Con este enfoque, los niños están mejorando. Miles de padres y doctores de todo el mundo están documentando y publicando en blogs sus experiencias personales: abordar los problemas de salud subyacentes de un niño (fundamentalmente a través de la dieta/nutrición) ha llevado a mejoras en los síntomas relacionados con el TDAH y el autismo.


La recuperación de estos trastornos es posible y ha sido documentada. Cada vez hay más informes de niños que pierden sus diagnósticos, regresan a las aulas regulares y logran avances nunca antes vistos.


Cuando comencé mi carrera en hace casi 28 años, inicialmente tenía curiosidad sobre las conexiones entre los ingredientes de los alimentos, los aditivos artificiales y los comportamientos asociados con ADD/ADHD. Mi trabajo de investigación inicial reveló que muchos síntomas comunes del trastorno podrían provenir de lo que comen los niños: aconsejé modificar la dieta.


Pero luego descubrí algo más grande: que el TDAH, el autismo y muchos otros trastornos infantiles tienen factores subyacentes similares y que todos están influenciados por la dieta. Me concentré intensamente en comprender la bioquímica y los detalles del uso de dietas especiales para ayudar al autismo y más allá. Mi enfoque final de investigación sobre «Autismo: contribuyentes ambientales, observaciones bioquímicas e intervención de nutrientes», más tarde se convirtió en mi Método Integral Funcional, Nutriendo la esperanza para el autismo.


Informar e inspirar a otros se ha convertido en el trabajo de mi vida.

El TDAH, el Autismo y las Afecciones Neurológicas Son Trastornos de TODO EL CUERPO


Hablemos de el autismo como un ejemplo general.
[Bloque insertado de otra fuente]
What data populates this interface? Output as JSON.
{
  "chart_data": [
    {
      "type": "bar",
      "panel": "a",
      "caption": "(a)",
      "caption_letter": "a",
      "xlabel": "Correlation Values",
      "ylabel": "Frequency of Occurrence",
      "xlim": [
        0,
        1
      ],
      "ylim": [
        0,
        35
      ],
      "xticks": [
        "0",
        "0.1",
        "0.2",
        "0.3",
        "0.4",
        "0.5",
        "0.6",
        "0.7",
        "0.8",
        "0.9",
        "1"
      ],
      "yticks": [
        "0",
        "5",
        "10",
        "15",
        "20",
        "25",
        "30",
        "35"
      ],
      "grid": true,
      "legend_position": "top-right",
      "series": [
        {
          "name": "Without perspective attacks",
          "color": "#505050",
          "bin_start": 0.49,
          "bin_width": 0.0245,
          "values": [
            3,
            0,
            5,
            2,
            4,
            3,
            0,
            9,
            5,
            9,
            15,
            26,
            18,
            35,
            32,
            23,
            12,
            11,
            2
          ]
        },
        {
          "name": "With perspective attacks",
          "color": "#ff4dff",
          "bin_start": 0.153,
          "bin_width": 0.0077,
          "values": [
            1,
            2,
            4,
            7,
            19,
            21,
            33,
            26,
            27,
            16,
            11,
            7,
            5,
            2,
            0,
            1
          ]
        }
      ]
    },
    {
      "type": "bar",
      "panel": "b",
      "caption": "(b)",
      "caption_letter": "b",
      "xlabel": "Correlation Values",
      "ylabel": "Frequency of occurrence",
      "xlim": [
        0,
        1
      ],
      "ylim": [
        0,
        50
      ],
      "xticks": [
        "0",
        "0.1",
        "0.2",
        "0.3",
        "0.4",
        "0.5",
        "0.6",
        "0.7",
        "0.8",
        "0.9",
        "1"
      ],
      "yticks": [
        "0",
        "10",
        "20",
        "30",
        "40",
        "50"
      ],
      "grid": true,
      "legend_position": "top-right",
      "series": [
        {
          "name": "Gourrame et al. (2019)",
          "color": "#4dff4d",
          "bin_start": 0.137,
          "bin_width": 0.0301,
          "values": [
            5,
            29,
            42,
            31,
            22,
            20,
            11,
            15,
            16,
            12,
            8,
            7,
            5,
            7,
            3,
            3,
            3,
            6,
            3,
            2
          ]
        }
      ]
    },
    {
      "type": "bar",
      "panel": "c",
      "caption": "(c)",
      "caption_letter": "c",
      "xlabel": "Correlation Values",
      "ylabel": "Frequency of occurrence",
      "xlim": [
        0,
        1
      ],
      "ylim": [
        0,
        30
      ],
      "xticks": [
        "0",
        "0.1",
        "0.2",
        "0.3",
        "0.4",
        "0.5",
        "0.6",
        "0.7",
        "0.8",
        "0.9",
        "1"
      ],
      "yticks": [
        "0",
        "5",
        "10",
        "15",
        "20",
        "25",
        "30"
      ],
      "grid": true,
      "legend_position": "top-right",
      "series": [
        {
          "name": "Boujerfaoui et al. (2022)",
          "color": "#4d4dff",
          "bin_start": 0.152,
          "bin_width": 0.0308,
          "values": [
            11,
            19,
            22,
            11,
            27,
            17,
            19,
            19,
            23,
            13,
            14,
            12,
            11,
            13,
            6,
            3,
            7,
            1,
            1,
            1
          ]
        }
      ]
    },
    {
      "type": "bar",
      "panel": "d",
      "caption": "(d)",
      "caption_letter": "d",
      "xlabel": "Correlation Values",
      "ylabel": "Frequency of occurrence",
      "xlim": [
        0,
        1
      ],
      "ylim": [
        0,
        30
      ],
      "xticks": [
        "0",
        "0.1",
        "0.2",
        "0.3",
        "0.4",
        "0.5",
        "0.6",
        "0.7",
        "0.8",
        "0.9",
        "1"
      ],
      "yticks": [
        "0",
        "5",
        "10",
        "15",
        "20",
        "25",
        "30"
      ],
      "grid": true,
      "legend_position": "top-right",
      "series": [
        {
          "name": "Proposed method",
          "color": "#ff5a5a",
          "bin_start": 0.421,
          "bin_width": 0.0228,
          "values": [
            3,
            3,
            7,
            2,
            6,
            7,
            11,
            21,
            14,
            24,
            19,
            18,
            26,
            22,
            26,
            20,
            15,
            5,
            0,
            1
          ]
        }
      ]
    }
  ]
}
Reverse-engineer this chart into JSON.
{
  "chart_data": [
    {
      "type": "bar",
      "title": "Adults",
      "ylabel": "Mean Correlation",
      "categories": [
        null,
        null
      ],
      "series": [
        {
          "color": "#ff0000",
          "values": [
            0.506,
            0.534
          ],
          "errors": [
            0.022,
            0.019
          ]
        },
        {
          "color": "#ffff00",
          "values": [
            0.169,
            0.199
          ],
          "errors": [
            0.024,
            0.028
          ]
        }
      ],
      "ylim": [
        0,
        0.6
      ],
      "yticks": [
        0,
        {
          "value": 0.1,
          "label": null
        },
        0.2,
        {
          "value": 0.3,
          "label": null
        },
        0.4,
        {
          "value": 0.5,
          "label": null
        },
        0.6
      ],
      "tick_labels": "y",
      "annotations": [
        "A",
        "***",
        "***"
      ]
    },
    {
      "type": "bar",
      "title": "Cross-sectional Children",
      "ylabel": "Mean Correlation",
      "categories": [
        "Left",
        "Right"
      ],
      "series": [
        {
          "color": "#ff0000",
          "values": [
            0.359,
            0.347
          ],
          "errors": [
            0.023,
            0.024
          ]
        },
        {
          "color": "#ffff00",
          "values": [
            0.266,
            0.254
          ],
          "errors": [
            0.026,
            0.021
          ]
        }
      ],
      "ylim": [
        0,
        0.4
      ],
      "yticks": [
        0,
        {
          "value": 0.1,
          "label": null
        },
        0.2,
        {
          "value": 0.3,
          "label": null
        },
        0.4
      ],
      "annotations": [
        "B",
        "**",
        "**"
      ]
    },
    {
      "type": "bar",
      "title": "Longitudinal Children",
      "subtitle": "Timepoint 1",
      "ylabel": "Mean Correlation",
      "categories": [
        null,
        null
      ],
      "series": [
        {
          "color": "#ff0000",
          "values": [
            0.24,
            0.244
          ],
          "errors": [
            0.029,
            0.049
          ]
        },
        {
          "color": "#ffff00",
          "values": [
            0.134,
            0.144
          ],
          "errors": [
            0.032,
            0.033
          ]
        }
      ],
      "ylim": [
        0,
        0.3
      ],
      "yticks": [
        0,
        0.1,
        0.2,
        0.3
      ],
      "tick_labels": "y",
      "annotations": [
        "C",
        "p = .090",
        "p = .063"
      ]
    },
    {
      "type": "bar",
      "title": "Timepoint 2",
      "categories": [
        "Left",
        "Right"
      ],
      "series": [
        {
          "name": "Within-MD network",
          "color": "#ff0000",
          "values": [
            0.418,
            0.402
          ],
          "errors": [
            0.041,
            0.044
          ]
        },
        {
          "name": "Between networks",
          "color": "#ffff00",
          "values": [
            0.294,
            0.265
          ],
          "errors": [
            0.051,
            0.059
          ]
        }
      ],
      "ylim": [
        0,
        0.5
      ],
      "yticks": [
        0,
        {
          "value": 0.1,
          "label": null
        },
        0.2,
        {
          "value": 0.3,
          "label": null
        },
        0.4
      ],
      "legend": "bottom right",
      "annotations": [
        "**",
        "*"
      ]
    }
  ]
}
Los niños con autismo son los «canarios en la mina de carbón», que nos alertan de que algo anda mal y que es necesario actuar. Parecen ser los más sensibles y fácilmente lesionados por las toxinas, los factores estresantes y las deficiencias de nuestro entorno.

Lo que aprendemos al estudiar el autismo nos ayuda a comprender y abordar una gran variedad de trastornos infantiles en la actualidad.


Durante mucho tiempo, el autismo se ha considerado un trastorno «misterioso» que comienza o termina en el cerebro y que afecta el comportamiento social observable. El sistema de salud general sigue viendo el trastorno de esta manera, creyendo que no se puede cambiar ni influir.


Sin embargo, desde 1967, el Instituto de Investigación del Autismo y otras organizaciones han abordado el autismo como un «trastorno de todo el cuerpo», creyendo que el cerebro se ve afectado por la bioquímica del cuerpo.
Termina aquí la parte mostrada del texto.